Unmailed. 1 1/4 pp. 4to. "I have always wanted to write epics and sagas of great beauty and mystic meaning" Single sheet of blank stationery, typed recto and verso. Old folding creases and wrinkles, small splits along folds. Item #312847
An early Kerouac letter to Bill Ryan, his close friend from Lowell, Massachussets. Both were members of the "The Young Prometheans," the small circle of aspiring writers and intellectuals in Lowell which played such a formative role in Kerouac's development. Kerouac comments favorably in the letter on a manuscript of Ryan's, and in comparing and contrasting Thomas Wolfe and Sinclair Lewis, articulates the vision he then had of himself as a writer. In part:
"You remind me, Bill, of a certain type, or genre, of writer I have always deeply envied. The 'lean, hardhitting writer' so well typified by a Sinclair Lewis or an Arthur Koestler or a John Dos Passos. These writers seem to me to hit at the hart [sic] of things with a terrific force. Wolfe came close to the heart of things, but he is not the incisive, precise dissector ... One of the truths you gleaned out of your college experience was a truth typical of your artistic makeup; you saw these engineering students and dissected them unmercifully ... Out of Columbia I only gleaned one truth: that formal education is not near enough an approach to Minerva. Wolfe, with his 'subjective gushings', found life on the whole in America not near enough to Apollo. Where the Lewis-school attacks problems one by one, with blistering satire, and leaves them smouldering in ashes, the Wolfe-school attacks no problems at all but writes over their heads, so to speak. [...] I have always wanted to write epics and sagas of great beauty and mystic meaning (and I believe I may grow out of that in time, as I seem to be doing now since pursuing psychology); you, I am certain, have always wanted to write satiric novels, on the majestic scale of a Tolstoi or a Dickens...."
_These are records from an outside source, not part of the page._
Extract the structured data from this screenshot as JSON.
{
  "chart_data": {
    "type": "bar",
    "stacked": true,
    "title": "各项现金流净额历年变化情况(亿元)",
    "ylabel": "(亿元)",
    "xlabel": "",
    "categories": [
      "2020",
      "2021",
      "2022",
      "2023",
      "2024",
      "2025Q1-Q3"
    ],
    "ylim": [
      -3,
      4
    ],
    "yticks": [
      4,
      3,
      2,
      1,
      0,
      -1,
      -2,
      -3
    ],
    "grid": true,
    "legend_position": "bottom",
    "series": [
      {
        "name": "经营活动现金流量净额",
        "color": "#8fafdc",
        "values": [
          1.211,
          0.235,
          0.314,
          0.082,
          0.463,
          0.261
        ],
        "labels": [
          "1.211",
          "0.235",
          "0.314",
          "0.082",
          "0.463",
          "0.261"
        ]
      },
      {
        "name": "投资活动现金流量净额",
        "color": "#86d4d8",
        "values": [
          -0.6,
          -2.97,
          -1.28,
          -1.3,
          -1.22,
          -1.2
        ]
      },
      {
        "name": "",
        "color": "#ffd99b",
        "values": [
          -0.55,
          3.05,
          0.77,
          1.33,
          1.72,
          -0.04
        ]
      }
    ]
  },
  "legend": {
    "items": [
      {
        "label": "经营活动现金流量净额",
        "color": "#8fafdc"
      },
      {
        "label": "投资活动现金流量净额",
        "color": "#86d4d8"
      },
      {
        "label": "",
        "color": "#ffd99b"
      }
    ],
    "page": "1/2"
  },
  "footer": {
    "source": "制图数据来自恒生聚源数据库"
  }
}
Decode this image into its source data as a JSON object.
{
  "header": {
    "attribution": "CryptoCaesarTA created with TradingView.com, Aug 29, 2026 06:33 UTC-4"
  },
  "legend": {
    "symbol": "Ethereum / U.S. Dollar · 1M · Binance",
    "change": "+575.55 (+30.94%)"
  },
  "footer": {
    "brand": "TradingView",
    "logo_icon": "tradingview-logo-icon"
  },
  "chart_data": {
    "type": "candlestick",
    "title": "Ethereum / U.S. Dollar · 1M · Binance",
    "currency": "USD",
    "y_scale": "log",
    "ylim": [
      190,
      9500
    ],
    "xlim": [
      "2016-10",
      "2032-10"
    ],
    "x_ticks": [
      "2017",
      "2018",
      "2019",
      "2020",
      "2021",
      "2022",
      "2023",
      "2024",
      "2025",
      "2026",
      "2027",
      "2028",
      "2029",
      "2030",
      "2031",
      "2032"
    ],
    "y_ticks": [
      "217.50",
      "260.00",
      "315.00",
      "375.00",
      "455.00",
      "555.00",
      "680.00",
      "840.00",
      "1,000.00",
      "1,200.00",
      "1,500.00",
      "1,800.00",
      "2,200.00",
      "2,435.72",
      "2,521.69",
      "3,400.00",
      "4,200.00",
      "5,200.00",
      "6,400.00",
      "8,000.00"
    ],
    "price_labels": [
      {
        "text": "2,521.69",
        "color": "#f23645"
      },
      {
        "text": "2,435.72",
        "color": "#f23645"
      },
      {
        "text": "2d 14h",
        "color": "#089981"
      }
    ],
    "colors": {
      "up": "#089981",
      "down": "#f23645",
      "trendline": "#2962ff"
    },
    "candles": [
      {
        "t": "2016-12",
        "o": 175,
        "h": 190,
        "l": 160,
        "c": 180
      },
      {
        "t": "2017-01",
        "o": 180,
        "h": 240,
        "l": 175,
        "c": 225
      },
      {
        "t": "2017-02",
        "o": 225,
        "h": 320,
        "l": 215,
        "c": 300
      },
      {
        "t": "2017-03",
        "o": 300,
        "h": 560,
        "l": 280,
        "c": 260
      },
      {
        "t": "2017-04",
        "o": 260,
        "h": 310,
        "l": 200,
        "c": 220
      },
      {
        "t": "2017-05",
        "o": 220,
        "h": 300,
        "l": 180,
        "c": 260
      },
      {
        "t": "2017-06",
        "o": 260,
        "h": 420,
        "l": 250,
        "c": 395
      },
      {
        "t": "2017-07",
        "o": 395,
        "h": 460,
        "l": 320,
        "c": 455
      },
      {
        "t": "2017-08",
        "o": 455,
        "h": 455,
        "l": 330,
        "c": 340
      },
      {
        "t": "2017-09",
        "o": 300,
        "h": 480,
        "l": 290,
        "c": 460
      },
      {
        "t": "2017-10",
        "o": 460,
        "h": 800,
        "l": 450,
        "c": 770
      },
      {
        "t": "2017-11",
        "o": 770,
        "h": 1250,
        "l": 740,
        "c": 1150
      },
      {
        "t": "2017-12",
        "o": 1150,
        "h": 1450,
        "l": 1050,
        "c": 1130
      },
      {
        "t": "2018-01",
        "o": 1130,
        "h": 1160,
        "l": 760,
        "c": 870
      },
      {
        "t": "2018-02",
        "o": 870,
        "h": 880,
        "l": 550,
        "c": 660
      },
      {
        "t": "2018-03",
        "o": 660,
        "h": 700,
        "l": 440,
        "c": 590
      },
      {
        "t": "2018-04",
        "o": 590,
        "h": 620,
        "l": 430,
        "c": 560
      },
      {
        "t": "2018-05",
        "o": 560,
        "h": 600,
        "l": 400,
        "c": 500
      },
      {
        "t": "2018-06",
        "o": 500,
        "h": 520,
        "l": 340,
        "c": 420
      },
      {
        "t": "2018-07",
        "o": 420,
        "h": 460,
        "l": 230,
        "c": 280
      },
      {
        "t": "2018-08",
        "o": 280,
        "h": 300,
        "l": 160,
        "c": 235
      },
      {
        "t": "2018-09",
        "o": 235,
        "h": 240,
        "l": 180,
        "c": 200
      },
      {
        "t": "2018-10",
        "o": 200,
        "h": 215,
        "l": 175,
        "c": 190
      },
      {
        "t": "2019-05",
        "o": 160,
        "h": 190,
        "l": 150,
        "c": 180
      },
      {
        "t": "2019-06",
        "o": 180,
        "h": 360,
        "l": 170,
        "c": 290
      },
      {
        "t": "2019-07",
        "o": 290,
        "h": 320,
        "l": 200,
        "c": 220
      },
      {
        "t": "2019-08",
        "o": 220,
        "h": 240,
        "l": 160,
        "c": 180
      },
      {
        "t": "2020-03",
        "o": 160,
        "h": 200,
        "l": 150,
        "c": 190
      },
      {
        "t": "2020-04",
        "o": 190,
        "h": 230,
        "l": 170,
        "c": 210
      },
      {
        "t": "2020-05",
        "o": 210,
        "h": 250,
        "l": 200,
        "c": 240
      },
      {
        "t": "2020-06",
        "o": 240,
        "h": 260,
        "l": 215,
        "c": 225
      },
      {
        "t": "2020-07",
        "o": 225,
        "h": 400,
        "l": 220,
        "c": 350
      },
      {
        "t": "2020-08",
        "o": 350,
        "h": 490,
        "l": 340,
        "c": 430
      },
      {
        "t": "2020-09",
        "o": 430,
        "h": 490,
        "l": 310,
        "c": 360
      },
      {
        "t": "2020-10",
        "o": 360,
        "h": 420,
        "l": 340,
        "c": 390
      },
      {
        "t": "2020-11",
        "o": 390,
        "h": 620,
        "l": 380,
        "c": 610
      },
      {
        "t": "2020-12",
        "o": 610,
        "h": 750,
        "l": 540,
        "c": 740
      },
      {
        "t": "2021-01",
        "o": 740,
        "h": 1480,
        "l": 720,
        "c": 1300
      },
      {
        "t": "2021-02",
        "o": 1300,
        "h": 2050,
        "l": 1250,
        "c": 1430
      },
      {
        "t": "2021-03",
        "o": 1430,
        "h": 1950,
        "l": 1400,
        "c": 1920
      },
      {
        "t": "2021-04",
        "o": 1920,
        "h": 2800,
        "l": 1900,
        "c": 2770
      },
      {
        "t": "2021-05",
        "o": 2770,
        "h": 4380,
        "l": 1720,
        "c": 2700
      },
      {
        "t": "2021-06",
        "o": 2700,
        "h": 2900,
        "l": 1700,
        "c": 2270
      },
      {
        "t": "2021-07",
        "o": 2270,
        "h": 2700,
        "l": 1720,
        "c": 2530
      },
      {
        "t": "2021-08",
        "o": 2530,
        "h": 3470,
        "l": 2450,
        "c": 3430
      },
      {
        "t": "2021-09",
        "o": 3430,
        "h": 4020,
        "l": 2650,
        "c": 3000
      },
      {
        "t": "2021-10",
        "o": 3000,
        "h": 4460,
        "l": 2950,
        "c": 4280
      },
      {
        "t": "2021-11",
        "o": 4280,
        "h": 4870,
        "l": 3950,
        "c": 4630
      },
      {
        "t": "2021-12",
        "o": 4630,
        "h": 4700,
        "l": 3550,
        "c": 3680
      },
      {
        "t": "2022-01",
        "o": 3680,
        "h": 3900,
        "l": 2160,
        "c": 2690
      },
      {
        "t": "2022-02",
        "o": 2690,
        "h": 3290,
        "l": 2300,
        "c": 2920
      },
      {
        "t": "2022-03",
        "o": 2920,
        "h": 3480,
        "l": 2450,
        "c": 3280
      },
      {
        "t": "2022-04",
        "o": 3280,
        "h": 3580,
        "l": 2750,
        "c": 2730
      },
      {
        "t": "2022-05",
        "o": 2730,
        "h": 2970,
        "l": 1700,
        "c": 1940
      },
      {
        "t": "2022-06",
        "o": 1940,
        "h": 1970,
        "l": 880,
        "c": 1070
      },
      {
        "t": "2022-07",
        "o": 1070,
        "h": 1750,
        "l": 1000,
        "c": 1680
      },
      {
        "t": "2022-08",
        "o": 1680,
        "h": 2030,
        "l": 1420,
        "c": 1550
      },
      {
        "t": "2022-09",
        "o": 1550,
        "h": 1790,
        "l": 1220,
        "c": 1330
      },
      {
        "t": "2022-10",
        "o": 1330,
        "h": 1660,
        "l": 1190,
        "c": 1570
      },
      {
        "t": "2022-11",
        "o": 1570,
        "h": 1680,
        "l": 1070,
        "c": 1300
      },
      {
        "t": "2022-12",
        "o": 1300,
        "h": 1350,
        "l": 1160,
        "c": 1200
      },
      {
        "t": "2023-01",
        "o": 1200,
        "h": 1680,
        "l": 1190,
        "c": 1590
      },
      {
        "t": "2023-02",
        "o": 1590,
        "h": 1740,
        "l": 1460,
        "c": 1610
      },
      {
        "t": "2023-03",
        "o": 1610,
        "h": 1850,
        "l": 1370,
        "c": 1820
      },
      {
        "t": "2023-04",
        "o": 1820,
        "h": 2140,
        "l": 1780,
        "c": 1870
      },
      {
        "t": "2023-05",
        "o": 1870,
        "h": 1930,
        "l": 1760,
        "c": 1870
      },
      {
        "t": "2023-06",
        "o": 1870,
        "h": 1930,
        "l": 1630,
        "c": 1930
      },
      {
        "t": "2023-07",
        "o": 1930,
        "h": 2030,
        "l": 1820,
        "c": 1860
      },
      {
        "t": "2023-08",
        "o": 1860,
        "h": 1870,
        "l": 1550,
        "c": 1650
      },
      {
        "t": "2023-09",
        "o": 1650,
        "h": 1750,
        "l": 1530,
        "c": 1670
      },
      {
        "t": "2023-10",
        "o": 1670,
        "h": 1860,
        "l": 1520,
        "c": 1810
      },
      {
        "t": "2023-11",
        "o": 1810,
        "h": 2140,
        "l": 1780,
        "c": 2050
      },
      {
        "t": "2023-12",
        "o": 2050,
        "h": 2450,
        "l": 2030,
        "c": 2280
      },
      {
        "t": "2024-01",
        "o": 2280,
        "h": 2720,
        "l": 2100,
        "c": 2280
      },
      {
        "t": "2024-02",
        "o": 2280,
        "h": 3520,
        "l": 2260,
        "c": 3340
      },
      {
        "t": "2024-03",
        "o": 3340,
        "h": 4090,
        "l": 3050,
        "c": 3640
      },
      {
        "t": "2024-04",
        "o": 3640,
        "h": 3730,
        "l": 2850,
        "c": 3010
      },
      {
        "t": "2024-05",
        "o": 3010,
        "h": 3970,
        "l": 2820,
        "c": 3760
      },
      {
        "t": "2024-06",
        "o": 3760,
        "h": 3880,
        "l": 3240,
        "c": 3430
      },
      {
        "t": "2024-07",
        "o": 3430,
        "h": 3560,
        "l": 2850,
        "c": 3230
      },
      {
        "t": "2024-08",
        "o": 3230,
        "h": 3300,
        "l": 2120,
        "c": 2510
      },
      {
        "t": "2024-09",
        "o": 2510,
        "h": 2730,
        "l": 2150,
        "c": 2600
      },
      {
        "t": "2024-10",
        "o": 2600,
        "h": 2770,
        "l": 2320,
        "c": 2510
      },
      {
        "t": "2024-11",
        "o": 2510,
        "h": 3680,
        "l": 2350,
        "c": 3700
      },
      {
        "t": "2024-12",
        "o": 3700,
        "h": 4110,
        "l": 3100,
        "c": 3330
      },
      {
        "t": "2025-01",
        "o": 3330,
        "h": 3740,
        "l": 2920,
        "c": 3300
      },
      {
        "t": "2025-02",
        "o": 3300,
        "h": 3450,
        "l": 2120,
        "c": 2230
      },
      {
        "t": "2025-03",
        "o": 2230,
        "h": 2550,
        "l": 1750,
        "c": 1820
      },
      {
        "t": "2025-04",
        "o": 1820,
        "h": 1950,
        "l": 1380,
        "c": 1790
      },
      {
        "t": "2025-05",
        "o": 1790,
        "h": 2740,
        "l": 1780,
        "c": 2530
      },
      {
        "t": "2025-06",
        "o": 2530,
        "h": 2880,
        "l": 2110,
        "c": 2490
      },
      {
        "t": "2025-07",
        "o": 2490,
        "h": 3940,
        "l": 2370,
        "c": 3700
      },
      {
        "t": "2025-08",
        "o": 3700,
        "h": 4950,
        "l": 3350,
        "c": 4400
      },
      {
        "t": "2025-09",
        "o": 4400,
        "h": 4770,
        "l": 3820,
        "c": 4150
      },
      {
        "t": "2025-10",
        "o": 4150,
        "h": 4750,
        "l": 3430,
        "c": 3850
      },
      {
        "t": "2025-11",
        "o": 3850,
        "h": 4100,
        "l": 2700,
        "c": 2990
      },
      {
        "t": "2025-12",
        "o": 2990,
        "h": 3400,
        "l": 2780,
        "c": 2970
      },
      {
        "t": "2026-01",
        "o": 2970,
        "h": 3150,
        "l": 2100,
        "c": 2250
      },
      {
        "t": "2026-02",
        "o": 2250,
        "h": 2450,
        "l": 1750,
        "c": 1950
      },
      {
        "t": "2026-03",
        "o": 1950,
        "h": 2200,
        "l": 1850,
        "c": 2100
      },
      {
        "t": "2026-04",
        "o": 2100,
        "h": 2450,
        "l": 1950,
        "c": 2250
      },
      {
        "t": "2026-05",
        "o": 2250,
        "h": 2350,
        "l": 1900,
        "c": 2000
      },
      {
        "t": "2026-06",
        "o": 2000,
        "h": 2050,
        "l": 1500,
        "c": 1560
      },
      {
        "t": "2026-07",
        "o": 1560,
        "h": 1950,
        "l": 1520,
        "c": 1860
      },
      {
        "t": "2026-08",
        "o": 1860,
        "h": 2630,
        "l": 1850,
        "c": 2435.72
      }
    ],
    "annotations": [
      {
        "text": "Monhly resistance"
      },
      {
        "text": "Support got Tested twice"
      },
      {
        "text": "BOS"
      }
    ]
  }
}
Kerouac goes on to discuss his latest version of "The Sea is My Brother," his early novel which went unpublished in his lifetime, and sketches what he intended to be the final scene in order to "illustrate what I meant a while back by 'outgrowing' the adolescent side of Wolfeanism: the stone, leaf-door pattern, which has its place in any attitude toward history. A sort of melioration of dynamics with statics." He defends Wolfe from the critical disfavor he was then experiencing, and comments on the situation of contemporary writers:: "No one in America ... has ever said as much as Wolfe said. I am not going to discredit Wolfe, as so many fools are doing now ... Wolfe wrote about the essential and everlasting America, not the V-for-Victory America. Today's writers have to combine both Americas, if they choose of course to be in some sense timely. It is their choice; it is my choice for the time being---and I don't deny the reason: I would like, for a change, to have my stuff published. It has always seemed to me a great injustice that the artists of the world are expected to produce, along with their 'great' works, the commodities for consumption which all non-artists are expected to produce."
At some later date, point Kerouac penciled a note in a blank portion of the verso: "Unmailed Letter to Bill Ryan of Lowell who died in the South Pacific JK." A note in his hand in red ink, to the same effect, appears at the head of the letter.